|I actually drew this one!|
We started the game doing some sort of Battle Royale in another dimension. This is basically what I used to call Mock Combat, done before an adventure so players could get a feel for a new game or new abilities gained by their characters. The winner of the battle would get a 'Get Out of Hell Free Card.'
KAMB has an interesting mechanic. To do something, you roll a wad of d6's. The more difficult the thing, the more dice you roll, and you are trying to get a value equal to, or below, your target number, which is usually your attribute value. Pretty simple to do. I mean, to figure out what to roll. Not so simple to actually succeed. And if you fail to succeed, you have to go and roll for some potential death via the Kobold Horrible Death Chart.
Interestingly, my character Schmeky Encephalitis won the combat. This was only because everyone else failed so badly at attempts to hurt each other that they all died in surprising and horrible ways on the Kobold Horrible Death Chart.
So, back to 'reality' for the little kobolds. Schmeky got a dead rat and a bottle of beer and a huge shield for equipment. The shield took two hands to use, and Schmeky didn't have any pockets, so he ate his dead rat, drank his beer, grabbed his shield, and was ready to go purloin a human baby from the village. The other kobolds got things of equal worthlessness, except Lex - who got a magic spell book.
So, we approached the human village. The Boy, playing 'Roast Beef Sandwich' the kobold, saw some teenagers and started yelling at them. He was very proud that he knew 8 human words, and wanted to show off. I felt this was a bad plan, so before Roast Beef could say much of anything, I tossed him in the river. You know, to shut him up.
That's when the ravenous 'Acti-Fish' attacked. They were environmentally aware fish that were very angry about the pollution levels in the river. Yeah . . . It went all downhill from there.
So, in the ensuing combat with the fish, the teenagers, a vigilante chicken, a tavern owner, and a Slushy machine - everyone except Schmeky died. No one was actually killed by anything . . . per se. All death were directly attributable to the Kobold Horrible Death Chart.
So Schemky was fighting a dog. He failed to hit, and so had to roll vs. the evil death chart - but didn't die. I was quite happy, eager to see Schemy live through an entire game.

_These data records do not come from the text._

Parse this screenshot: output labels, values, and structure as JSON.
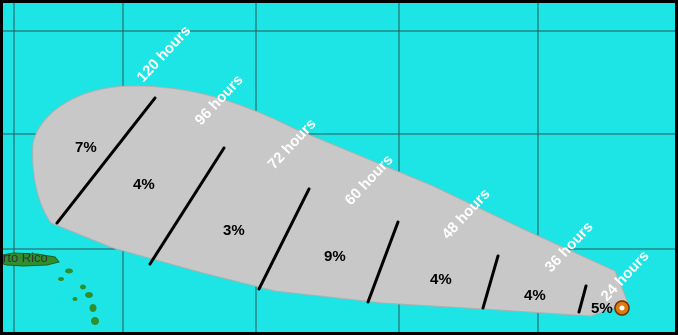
{
  "map": {
    "colors": {
      "ocean": "#1de5e5",
      "grid": "#2a2a2a",
      "cone_fill": "#c8c8c8",
      "divider": "#000000",
      "land": "#2f8f2f",
      "storm": "#e07a10",
      "hours_text": "#ffffff",
      "pct_text": "#000000"
    },
    "place_label": "rto Rico",
    "time_labels": [
      "24 hours",
      "36 hours",
      "48 hours",
      "60 hours",
      "72 hours",
      "96 hours",
      "120 hours"
    ],
    "segments": [
      {
        "period": "0-24 hours",
        "label": "5%"
      },
      {
        "period": "24-36 hours",
        "label": "4%"
      },
      {
        "period": "36-48 hours",
        "label": "4%"
      },
      {
        "period": "48-60 hours",
        "label": "9%"
      },
      {
        "period": "60-72 hours",
        "label": "3%"
      },
      {
        "period": "72-96 hours",
        "label": "4%"
      },
      {
        "period": "96-120 hours",
        "label": "7%"
      }
    ],
    "storm_icon": "tropical-disturbance-icon"
  }
}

After I made an amazingly low roll, Mervin smiled and said 'Wow, he's not dead yet."
I piped up in a squeaky, high pitched English accent, "I'm not de . . ."
Crap. I bit my tongue and looked around the table with shifty eyes, trying to see if anyone noticed.
PureStrainHuman pointed a finger at me. BUSTED!
I can't help it! Like Pavlov's dogs, I have been trained over the last 40 years to quote lines of Monty Python skits any chance I get. I can't help it! It's genetic - woven deeply into the strands of my DNA for godsake!
I rolled. Schmeky died. Schmeky died by slow Monty Python Skit. A black knight hopped out of a bush carrying a death bunny and spanked Schmeky to death. It wasn't even a cute virgin girl spanking either.
SIGH! Well, we had to wrap it up there. It was a blast - even if Schemky had to be sacrificed.
But last night, just as I finished coloring the image above, The Boy wandered out of his bedroom - where he was supposed to be asleep.
"What?" I grumbled at him.
"You know Dad, I was thinking."
"You shouldn't be thinking. You should be sleeping."
He was unfazed by the comment he's heard a billion times before. "Well Dad, you know Schmeky?"
I nodded. "Uh-huh."
"Well . . . he's alive! You have a Get Out Of Hell Free card! Remember?"
Oh crap! I did! OMG. I'M NOT DEAD YET! I DON'T WANT TO GO UP ON THE CART!
MOO-HAA-HAA! SUCK IT UP! THIS IS NOT THE LAST OF SCHMEKY!